Other villagers from Santar Kanya also spoke of the rashes and stomach pains that sometimes affect them when they drink the water from the pond. An elderly man, Idris, said they had no other source of water.
"We don't have alternative to this pond, so what do we do but to be using it hoping that Allah will protect us from whatever disease there is? I pray that Governor Umaru Musa would come to our aid. I heard that he has been giving water to many villages in other parts of Katsina. He should please come and see our condition and help us too," said Idris.
While Santar Kanya residents consider themselves lucky because of the proximity of the pond to their abode, which is just about 100 metres away from the village, those of Kurheji are not that lucky because they have to use oxen, donkeys, bicycles or their heads to carry the water from the pond to their homes which is about 500 metres away.
Mallam Haruna Kurheji told Pyramid Trust that he fetches water in the morning for the household while his children fetch the water in the evening when they return from school. He said they had a borehole which has broken down for over three years and neither the local government authorities nor the state government has made attempts to fix it.
"We have made several attempts through our community association to get the representatives of this area to help in reviving our water source which is the borehole, but they kept promising they will do it. Up to now, we have not seen any of them," added Mallam Haruna.
Asked whether they will vote the same representatives this time around as the election is around the corner, Malam Haruna said, "We will vote wisely this time around. We are not going to vote people who will not listen to our yearnings and aspirations, although sometimes the person that you vote for is not who end up being the winner of the election."
Master Abubakar who is about 12 years old was seen struggling with jerry cans of water on his bicycle moving towards Kurheji. When asked for how long he has been running the errand, he said, "I go to fetch water for my parents twice day, in the morning and in the evening. In the morning, I have to make five trips to fill all the containers in our house, and in the evening, I make another four trips, sometimes five depending on the need for water in the house.
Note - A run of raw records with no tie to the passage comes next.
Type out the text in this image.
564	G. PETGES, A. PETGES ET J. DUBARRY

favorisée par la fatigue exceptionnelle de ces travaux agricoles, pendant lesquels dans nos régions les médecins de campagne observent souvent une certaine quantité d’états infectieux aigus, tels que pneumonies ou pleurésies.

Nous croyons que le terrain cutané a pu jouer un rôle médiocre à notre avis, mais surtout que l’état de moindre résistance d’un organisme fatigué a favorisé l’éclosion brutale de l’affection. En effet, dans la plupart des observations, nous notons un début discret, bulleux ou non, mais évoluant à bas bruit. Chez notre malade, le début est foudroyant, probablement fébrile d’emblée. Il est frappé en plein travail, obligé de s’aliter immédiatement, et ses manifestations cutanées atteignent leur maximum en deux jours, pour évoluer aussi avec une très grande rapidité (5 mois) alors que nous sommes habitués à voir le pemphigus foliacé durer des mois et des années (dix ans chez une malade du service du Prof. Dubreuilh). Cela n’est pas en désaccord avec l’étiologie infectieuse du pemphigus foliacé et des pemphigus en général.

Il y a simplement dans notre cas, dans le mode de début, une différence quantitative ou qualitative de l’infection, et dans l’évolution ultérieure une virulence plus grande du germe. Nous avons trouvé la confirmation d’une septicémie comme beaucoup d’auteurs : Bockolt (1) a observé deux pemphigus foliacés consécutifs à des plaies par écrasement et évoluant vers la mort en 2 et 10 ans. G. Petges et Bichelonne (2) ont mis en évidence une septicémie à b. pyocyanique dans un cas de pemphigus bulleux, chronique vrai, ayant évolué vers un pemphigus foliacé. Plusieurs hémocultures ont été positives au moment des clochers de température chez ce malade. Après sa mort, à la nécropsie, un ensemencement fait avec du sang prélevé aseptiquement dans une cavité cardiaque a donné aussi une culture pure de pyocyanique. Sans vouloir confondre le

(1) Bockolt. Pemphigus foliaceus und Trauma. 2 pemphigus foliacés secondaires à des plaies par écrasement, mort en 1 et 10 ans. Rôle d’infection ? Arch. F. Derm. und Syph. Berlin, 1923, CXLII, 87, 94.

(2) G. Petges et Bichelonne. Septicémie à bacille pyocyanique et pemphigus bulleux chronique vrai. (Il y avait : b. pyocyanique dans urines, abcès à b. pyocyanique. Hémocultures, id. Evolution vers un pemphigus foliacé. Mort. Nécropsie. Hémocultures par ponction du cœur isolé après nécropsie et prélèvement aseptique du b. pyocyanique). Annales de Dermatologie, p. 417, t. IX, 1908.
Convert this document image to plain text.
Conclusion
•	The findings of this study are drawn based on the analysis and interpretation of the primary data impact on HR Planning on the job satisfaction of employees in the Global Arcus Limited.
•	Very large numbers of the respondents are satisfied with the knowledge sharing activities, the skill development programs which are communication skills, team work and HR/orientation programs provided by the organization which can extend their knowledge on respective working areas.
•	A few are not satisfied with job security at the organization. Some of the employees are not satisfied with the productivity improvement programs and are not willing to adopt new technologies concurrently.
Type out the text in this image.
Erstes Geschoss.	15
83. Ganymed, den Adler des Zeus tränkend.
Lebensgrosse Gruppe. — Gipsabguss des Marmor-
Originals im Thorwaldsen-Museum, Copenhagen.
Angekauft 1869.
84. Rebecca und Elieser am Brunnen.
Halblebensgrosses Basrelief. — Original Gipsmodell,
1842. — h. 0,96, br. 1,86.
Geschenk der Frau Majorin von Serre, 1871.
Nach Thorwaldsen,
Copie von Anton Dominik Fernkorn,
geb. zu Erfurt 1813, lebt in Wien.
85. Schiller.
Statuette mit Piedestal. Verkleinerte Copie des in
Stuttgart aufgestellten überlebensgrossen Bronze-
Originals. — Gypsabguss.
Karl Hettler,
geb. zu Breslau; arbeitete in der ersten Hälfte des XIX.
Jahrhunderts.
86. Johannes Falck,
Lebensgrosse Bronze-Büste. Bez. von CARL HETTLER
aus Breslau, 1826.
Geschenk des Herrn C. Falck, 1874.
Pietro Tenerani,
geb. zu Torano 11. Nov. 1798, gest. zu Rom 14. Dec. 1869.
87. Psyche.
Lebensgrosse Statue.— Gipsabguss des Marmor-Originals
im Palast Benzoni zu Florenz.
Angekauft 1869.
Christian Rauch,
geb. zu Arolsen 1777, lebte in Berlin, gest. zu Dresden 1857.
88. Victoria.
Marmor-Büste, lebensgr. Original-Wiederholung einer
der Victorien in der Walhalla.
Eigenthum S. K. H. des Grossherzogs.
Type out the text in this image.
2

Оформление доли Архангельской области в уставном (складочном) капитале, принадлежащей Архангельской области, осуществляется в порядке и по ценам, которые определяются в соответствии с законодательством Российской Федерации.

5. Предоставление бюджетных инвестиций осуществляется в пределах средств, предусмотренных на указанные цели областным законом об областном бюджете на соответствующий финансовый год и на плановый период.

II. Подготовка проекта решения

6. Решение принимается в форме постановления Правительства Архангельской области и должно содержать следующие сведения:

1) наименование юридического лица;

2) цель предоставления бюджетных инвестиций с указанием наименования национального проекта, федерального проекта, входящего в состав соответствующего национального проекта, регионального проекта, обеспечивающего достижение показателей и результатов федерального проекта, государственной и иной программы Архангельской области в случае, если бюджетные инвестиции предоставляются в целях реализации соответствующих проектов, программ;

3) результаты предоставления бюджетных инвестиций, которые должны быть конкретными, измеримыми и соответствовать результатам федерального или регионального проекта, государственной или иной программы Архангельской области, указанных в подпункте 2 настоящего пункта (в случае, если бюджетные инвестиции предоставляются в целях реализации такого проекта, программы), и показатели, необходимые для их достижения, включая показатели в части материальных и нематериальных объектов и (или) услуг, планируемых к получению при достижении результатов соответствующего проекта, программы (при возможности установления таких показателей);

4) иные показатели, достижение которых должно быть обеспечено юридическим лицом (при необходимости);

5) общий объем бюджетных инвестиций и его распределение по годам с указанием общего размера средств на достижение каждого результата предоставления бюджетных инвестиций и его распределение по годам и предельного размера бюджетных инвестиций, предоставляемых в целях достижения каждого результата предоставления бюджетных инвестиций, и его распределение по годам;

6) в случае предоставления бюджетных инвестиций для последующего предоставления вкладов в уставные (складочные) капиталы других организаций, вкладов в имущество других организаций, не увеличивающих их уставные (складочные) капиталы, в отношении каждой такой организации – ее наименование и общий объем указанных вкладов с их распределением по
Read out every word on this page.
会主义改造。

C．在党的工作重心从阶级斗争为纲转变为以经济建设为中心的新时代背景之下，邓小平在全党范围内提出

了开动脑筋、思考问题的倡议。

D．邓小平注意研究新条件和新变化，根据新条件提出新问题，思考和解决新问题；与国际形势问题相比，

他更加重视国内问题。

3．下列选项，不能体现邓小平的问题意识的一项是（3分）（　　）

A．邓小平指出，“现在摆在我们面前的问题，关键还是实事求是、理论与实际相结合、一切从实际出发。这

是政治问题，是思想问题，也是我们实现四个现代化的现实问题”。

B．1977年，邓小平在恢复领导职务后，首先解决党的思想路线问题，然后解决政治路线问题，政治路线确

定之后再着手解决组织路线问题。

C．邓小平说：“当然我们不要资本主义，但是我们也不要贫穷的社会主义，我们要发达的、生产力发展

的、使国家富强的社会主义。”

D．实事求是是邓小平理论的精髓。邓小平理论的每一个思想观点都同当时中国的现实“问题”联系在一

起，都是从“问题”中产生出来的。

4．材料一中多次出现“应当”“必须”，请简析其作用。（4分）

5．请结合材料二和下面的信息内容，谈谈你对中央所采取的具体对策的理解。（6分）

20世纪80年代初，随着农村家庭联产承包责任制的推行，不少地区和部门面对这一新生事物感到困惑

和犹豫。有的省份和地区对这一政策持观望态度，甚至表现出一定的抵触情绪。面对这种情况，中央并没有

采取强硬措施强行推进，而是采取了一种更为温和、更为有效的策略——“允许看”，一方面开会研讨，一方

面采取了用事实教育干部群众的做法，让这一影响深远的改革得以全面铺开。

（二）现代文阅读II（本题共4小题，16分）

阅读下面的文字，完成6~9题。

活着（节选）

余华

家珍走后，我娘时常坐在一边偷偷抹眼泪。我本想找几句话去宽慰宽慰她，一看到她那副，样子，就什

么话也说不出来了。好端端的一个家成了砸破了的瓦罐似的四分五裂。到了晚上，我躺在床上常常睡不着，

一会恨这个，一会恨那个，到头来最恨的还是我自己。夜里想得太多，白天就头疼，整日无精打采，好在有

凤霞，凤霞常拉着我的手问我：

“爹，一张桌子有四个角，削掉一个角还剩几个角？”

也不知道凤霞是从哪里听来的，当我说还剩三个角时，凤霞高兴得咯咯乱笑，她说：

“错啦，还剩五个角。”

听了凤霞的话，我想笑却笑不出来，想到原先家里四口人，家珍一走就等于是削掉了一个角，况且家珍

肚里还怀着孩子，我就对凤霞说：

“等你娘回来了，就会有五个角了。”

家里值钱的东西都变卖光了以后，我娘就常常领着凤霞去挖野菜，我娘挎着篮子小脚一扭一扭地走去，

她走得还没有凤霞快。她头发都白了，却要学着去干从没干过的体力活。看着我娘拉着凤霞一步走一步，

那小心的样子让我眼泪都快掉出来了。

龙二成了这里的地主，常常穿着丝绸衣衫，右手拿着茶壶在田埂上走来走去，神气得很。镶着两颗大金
We use the water for drinking, cooking and bathing."
The lad who said he is in primary four said he sometimes go late to school as a result of the water fetching but said they have not experienced any outbreak of disease in their family as a result of drinking from the dirty pond.
Alhaji Ibrahim Kurheji, told Pyramid Trust that the problem of water supply to the two communities at Kurheji and Santar Kanya is beyond the local government because it requires heavy investment. He therefore called on the state government to intervene and embark on a similar water project that was constructed for Mani and Mashi to end the water problem in the area.
When Pyramid Trust sought the Ingawa local government chairman at the local government secretariat for comments, he was said to have travelled to Katsina where he is said to reside with his family.
An effort to contact the local government secretary who resides at Ingawa was also not successful as he was said to have traveled to Katsina. But an official of the local government who did not want his name in print told Pyramid Trust that the problem of water supply is a peculiar one to the entire area covering Mashi, Mani, Ingawa and Kusada local government areas.
He said, "Most of these areas have a peculiar geographical formation that makes water drilling impossible. So many efforts have been made in the past to drill boreholes but the water level is always difficult to reach. Feasibility studies have been carried out on many occasions at those villages you mentioned, but we can't get to the water level. Specialised equipment are required for such job."